I am trying to make a data frame that can store variable coeff value after each iteration. I am able to plot the graph after each iteration. but when I tried to insert the value in the data frame after each iteration.
I am getting this error.
None of [Int64Index([ 3169, 3170, 3171, 3172, 3173, 3174, 3175, 3176, 3177,\n 3178,\n ...\n 31671, 31672, 31673, 31674, 31675, 31676, 31677, 31678, 31679,\n
31680],\n dtype='int64', length=28512)] are in the [columns]
This is the code I use:
from sklearn.model_selection import KFold
kf = KFold(n_splits=10)
cvlasso= Lasso(alpha=0.001)
count = 1
var = pd.DataFrame()
for train, _ in kf.split(X, Y):
cvlasso.fit(X.iloc[train, :], Y.iloc[train])
importances_index_desc = cvlasso.coef_
feature_labels = list(X.columns.values)
importance = pd.Series(importances_index_desc, feature_labels)
plt.figure()
plt.bar(feature_labels, importances_index_desc)

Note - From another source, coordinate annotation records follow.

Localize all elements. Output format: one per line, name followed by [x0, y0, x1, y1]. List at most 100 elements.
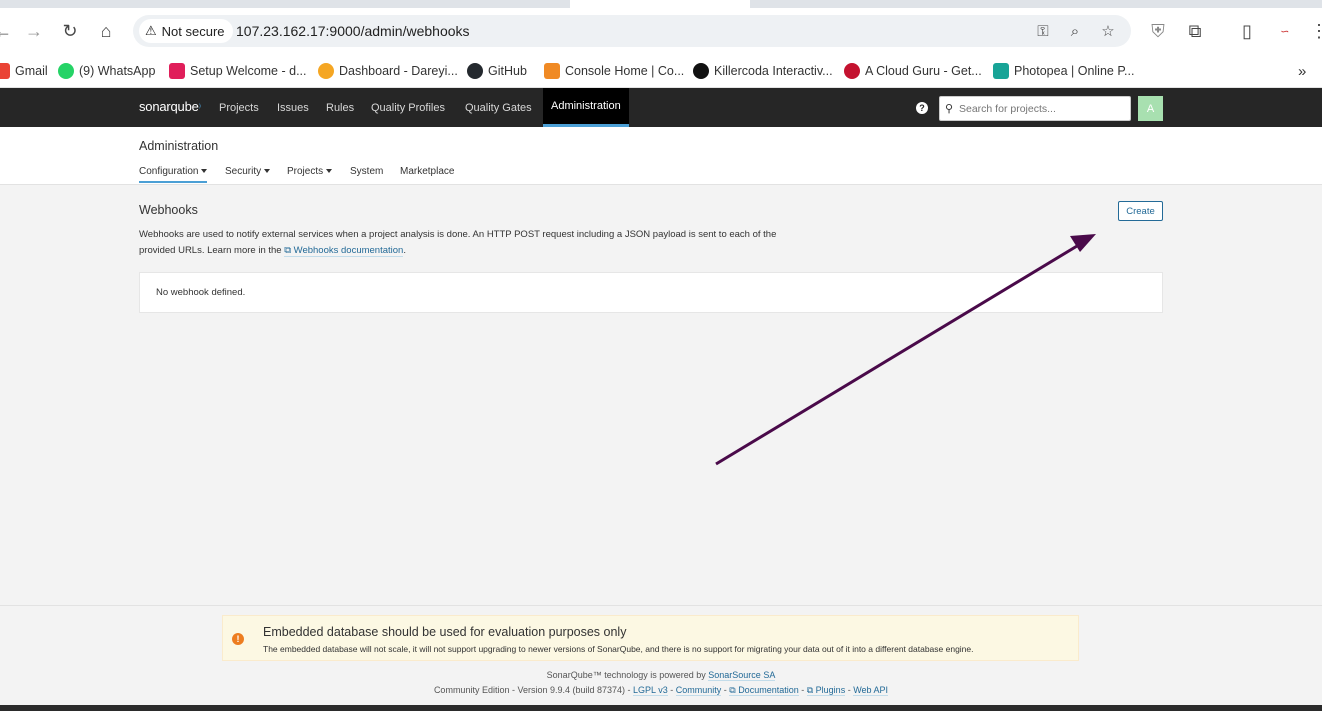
killercoda-icon — [693, 63, 709, 79]
caret-down-icon — [264, 169, 271, 174]
menu-icon[interactable]: ⋮ — [1308, 20, 1322, 42]
photopea-icon — [993, 63, 1009, 79]
bookmark-label: Setup Welcome - d... — [190, 64, 307, 78]
logo-text-b: qube — [170, 99, 199, 114]
tab-configuration[interactable]: Configuration — [139, 166, 208, 183]
nav-administration[interactable]: Administration — [543, 88, 629, 127]
webhooks-title: Webhooks — [139, 203, 198, 217]
project-search: ⚲ — [939, 96, 1131, 121]
nav-rules[interactable]: Rules — [326, 88, 354, 127]
description-text: Webhooks are used to notify external ser… — [139, 229, 777, 256]
bookmark-aws-console[interactable]: Console Home | Co... — [544, 60, 684, 82]
more-bookmarks-icon[interactable]: » — [1298, 60, 1306, 82]
webhooks-doc-link[interactable]: ⧉ Webhooks documentation — [284, 245, 404, 257]
powered-text: SonarQube™ technology is powered by — [546, 670, 709, 680]
nav-projects[interactable]: Projects — [219, 88, 259, 127]
tab-system[interactable]: System — [350, 166, 383, 182]
external-link-icon: ⧉ — [806, 685, 816, 695]
tab-label: Security — [225, 166, 262, 177]
lgpl-link[interactable]: LGPL v3 — [633, 685, 668, 696]
bookmark-killercoda[interactable]: Killercoda Interactiv... — [693, 60, 833, 82]
github-icon — [467, 63, 483, 79]
gmail-icon — [0, 63, 10, 79]
arrow-head — [1070, 234, 1096, 252]
whatsapp-icon — [58, 63, 74, 79]
acloudguru-icon — [844, 63, 860, 79]
plugins-link[interactable]: ⧉ Plugins — [806, 685, 846, 696]
separator: - — [798, 685, 807, 695]
slack-icon — [169, 63, 185, 79]
description-end: . — [403, 245, 406, 256]
security-chip[interactable]: ⚠ Not secure — [139, 19, 233, 43]
logo-wave-icon: ⁾ — [198, 103, 201, 114]
external-link-icon: ⧉ — [284, 245, 294, 256]
nav-quality-profiles[interactable]: Quality Profiles — [371, 88, 445, 127]
plugins-label: Plugins — [815, 685, 846, 695]
address-bar[interactable]: ⚠ Not secure 107.23.162.17:9000/admin/we… — [133, 15, 1131, 47]
documentation-link[interactable]: ⧉ Documentation — [729, 685, 799, 696]
bookmark-label: Killercoda Interactiv... — [714, 64, 833, 78]
bookmark-github[interactable]: GitHub — [467, 60, 527, 82]
tab-label: Projects — [287, 166, 324, 177]
star-icon[interactable]: ☆ — [1098, 21, 1118, 41]
home-icon[interactable]: ⌂ — [95, 20, 117, 42]
empty-state-text: No webhook defined. — [156, 287, 246, 298]
browser-toolbar: ← → ↻ ⌂ ⚠ Not secure 107.23.162.17:9000/… — [0, 8, 1322, 54]
search-icon: ⚲ — [945, 103, 954, 115]
nav-quality-gates[interactable]: Quality Gates — [465, 88, 532, 127]
bookmark-dashboard[interactable]: Dashboard - Dareyi... — [318, 60, 458, 82]
bookmark-label: Photopea | Online P... — [1014, 64, 1135, 78]
profile-icon[interactable]: ∽ — [1273, 20, 1295, 42]
caret-down-icon — [201, 169, 208, 174]
bookmark-acloudguru[interactable]: A Cloud Guru - Get... — [844, 60, 982, 82]
browser-tabstrip — [0, 0, 1322, 8]
extensions-icon[interactable]: ⧉ — [1184, 20, 1206, 42]
shield-extension-icon[interactable]: ⛨ — [1147, 20, 1169, 42]
caret-down-icon — [326, 169, 333, 174]
documentation-label: Documentation — [738, 685, 799, 695]
search-input[interactable] — [959, 100, 1124, 118]
active-tab[interactable] — [570, 0, 750, 8]
security-label: Not secure — [161, 23, 225, 39]
bookmark-label: (9) WhatsApp — [79, 64, 156, 78]
bookmark-gmail[interactable]: Gmail — [0, 60, 48, 82]
edition-text: Community Edition - Version 9.9.4 (build… — [433, 685, 634, 695]
tab-security[interactable]: Security — [225, 166, 271, 182]
bookmarks-bar: Gmail (9) WhatsApp Setup Welcome - d... … — [0, 54, 1322, 88]
doc-link-label: Webhooks documentation — [293, 245, 404, 256]
tab-marketplace[interactable]: Marketplace — [400, 166, 454, 182]
sonarqube-logo[interactable]: sonarqube⁾ — [139, 99, 201, 114]
user-avatar[interactable]: A — [1138, 96, 1163, 121]
key-icon[interactable]: ⚿ — [1033, 21, 1053, 41]
nav-issues[interactable]: Issues — [277, 88, 309, 127]
url-text[interactable]: 107.23.162.17:9000/admin/webhooks — [236, 23, 470, 39]
warning-icon: ! — [232, 633, 244, 645]
help-icon[interactable]: ? — [916, 102, 928, 114]
warning-triangle-icon: ⚠ — [145, 23, 157, 38]
community-link[interactable]: Community — [675, 685, 722, 696]
forward-icon[interactable]: → — [23, 20, 45, 42]
bookmark-whatsapp[interactable]: (9) WhatsApp — [58, 60, 155, 82]
web-api-link[interactable]: Web API — [853, 685, 889, 696]
tab-projects[interactable]: Projects — [287, 166, 333, 182]
reload-icon[interactable]: ↻ — [59, 20, 81, 42]
bookmark-label: Gmail — [15, 64, 48, 78]
bookmark-label: A Cloud Guru - Get... — [865, 64, 982, 78]
create-webhook-button[interactable]: Create — [1118, 201, 1163, 221]
side-panel-icon[interactable]: ▯ — [1236, 20, 1258, 42]
warning-title: Embedded database should be used for eva… — [263, 625, 627, 639]
zoom-icon[interactable]: ⌕ — [1065, 21, 1085, 41]
bookmark-slack[interactable]: Setup Welcome - d... — [169, 60, 307, 82]
back-icon[interactable]: ← — [0, 20, 14, 42]
footer-divider — [0, 605, 1322, 606]
logo-text-a: sonar — [139, 99, 171, 114]
webhook-list: No webhook defined. — [139, 272, 1163, 313]
embedded-db-warning: ! Embedded database should be used for e… — [222, 615, 1079, 661]
webhooks-description: Webhooks are used to notify external ser… — [139, 227, 779, 259]
footer-powered-by: SonarQube™ technology is powered by Sona… — [0, 670, 1322, 681]
footer-links: Community Edition - Version 9.9.4 (build… — [0, 685, 1322, 696]
sonarsource-link[interactable]: SonarSource SA — [708, 670, 776, 681]
separator: - — [667, 685, 676, 695]
warning-body: The embedded database will not scale, it… — [263, 644, 974, 654]
bookmark-photopea[interactable]: Photopea | Online P... — [993, 60, 1134, 82]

plt.xticks(feature_labels, rotation='vertical')
plt.ylabel('Importance')
plt.xlabel('Features')
plt.title('Fold {}'.format(count))
count = count + 1
var[train] = importances_index_desc
plt.show()
and one more thing there is a total of 33000 observations in my dataset but at the end of the loop, the train value is 28512? Does anyone know why train value is not 33000?